Бодряков поднялся. Неуверенно потоптался.
– То есть дело закрыто?
– Какое дело? Какое? Нет никакого дела, капитан. Одна пропавшая найдена. Вторая наверняка утонула. И сами дети это понимают. Машину им передадут после соблюдения всех формальностей. Нам некому и нечего предъявить, Бодряков. Ни Хаустову, ни Супрунову. Только то, что не сообщили своевременно в полицию? Так нет в этом состава преступления. Они же не соврали. Они просто промолчали. Нет никакого дела, – свел брови Сидоров и снова ткнул пальцем в стопку бумаг. – Вот тут у меня дело! Такое дело, что… Жалоба одного из родственников, сам знаешь кого. Вандалов надо теперь искать, которые его машину изуродовали ночью два дня назад. Уже трижды, капитан… Трижды звонили! Но не делай таких страшных глаз, тебе не поручу. Уже работают люди. Тебе есть чем заняться. Два висят нераскрытых по прошлому месяцу. Ступай.
– Так точно.
Бодряков неуверенно двинулся к выходу. Он был рад или нет?
Никакого дела… Никакого дела нет…
Так он рад? Испытывает облегчение оттого, что не придется снова ехать в заказник и лазать там по кустам возле болота, пытаясь отыскать следы? Ему приятна мысль, что он больше не увидит Данилу Хаустова – наглого, самонадеянного, по непонятной прихоти вдруг решившего совершить доброе дело? А совершив его, он испугался и спрятался. Он раздосадован тем, что Супрунов, не сумев спасти свою знакомую, снова вернулся к прежнему образу жизни, то есть на помойку?

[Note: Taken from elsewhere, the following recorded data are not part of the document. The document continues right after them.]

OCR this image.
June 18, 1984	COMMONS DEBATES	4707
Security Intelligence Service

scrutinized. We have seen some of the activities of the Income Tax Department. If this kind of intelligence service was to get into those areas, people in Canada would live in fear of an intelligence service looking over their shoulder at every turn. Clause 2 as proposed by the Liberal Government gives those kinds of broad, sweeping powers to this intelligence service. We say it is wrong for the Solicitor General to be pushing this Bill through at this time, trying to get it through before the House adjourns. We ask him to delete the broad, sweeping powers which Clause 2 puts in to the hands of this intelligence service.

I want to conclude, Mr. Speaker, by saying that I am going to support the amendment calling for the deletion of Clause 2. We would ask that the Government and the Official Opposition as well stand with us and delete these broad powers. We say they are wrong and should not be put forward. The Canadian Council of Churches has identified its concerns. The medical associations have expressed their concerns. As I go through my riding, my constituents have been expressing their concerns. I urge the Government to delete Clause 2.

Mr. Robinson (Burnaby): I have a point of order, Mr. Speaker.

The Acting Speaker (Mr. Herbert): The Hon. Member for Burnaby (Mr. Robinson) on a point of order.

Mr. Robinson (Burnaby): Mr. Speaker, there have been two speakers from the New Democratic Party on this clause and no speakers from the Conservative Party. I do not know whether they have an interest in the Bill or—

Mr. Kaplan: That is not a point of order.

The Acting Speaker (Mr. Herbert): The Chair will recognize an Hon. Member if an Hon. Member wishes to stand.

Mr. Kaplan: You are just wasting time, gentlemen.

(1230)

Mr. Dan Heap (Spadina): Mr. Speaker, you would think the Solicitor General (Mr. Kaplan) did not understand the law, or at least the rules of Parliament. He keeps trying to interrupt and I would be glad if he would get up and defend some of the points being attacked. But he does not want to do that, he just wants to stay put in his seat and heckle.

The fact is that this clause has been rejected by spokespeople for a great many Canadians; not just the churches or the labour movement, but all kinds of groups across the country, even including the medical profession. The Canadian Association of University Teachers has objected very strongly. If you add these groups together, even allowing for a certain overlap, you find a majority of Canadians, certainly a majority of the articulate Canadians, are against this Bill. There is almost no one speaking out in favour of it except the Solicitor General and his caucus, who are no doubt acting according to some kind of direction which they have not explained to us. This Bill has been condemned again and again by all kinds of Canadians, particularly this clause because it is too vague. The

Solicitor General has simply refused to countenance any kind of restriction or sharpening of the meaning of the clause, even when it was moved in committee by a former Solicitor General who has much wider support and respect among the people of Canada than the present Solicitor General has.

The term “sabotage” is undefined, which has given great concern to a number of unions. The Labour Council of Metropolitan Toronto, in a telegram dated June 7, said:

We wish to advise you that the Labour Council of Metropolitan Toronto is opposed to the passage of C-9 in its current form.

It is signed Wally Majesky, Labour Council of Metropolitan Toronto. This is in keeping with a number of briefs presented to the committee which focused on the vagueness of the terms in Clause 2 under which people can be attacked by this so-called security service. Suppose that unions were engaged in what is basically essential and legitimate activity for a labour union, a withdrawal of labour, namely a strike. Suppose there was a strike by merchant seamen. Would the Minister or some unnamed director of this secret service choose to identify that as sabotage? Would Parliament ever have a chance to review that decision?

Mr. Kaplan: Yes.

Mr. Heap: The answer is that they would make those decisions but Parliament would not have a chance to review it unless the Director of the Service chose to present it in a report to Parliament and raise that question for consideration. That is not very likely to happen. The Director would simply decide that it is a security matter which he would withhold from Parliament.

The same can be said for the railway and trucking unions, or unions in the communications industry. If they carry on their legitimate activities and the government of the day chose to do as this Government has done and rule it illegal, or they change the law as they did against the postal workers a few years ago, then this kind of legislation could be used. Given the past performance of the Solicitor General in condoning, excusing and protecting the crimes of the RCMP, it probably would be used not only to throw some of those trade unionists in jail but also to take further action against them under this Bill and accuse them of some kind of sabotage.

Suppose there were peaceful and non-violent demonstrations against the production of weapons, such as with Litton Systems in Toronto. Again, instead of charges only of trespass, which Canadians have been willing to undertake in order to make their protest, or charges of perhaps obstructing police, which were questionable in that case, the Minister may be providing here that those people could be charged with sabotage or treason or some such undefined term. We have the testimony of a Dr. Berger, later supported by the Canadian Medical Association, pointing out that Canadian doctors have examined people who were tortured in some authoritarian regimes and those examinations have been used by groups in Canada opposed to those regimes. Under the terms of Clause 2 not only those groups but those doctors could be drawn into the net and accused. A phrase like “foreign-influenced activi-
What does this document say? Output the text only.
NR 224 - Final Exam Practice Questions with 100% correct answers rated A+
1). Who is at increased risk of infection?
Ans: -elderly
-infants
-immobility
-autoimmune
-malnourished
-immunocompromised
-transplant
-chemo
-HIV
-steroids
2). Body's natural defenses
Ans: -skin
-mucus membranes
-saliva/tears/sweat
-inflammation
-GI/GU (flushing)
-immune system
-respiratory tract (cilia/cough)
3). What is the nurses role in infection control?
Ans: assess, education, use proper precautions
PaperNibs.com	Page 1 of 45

Как-то он не может пока в себе разобраться. Вроде и радоваться должен, а почему то раздражен.
Странно.
– Странно не то, Малахова, что велено делом этим больше не заниматься, потому что заниматься там, по сути, нечем. И не наша это плоскость, по сути. Странно то, что вся эта история не кажется мне одним целым. Как-то рассыпается она вся на фрагменты. Чертова мозаика, а собрать не могу. Будто все картинки из разных историй. Кстати, ты проверила клуб любителей пейнтбола, о котором тебе рассказывала соседка Никулиных?
– Так точно.
– Все чисто?
– Все кристально просто! И территория огорожена от заказника. Охраняется. Никто ничего не слышал. Не видел.
– Кто бы сомневался!
– С Хаустовым бы поговорить, – подала голос из своего угла Малахова.
– Зачем он нам? – Бодряков равнодушно подергал плечами. – Залег на дно, и шут с ним.
– Но он же боится, товарищ капитан, – вдруг занастырничала она.
– Конечно боится, – фыркнул он и покосился на нее.
Блузка, кстати, тоже могла бы быть посвободнее, облегает сильно. Будоражит неприличные мысли. То есть неправильные мысли, мешающие работе.
– Вопрос: кого он боится, товарищ капитан? – молвила Малахова и неподражаемым жестом заправила волосок за ухо.
– Нас, кого же еще?
– А если нет? А если он боится кого-то еще?
Она покусала нижнюю губу. А он тут же вспомнил о глупых советах в женских журналах, попался как-то ему на глаза. Там советовали покусывать губы, чтобы они оставались яркими и пухлыми.
С ума сойти! Зачем он на это смотрит? Зачем об этом думает?
– А кого он может бояться, Малахова? – насупился Бодряков.
– А давай мы его об этом и спросим. – И она полезла из-за стола, успев схватить с тумбочки маленькую сумочку. – Вот сейчас поедем. Спросим и тогда уж успокоимся наверняка.
– Я и так спокоен, – проворчал он, уставившись на ее пятую точку, туго обтянутую юбкой. И добавил едва слышно: – Почти.
Она, конечно же, его не поняла. Обернулась с улыбкой.
– И вот чтобы не было этого почти, мы поедем и спросим.
Глава 17
– И когда вы собирались нам рассказать, что ваш сын никуда не пропадал, что он дома?
Ноздри Бодрякова гневно раздувались. Он был взбешен. Причин было сразу несколько.
Первая, разумеется, самая основная причина его состояния, это та, что Данилу Хаустова они обнаружили сладко дремлющим в плетеном шезлонге в саду по месту жительства. Они едва не наступили на него, как потом восклицал Бодряков возмущенно. Это, конечно, было большим преувеличением. До Данилы им было метров десять, не меньше. Наступил, на самом деле, он в лужу, сокрытую густой травой газона. Полив, как оказалось, только что закончился. Наступил, промочил легкие летние туфли, носки. И это было второй причиной его бешенства.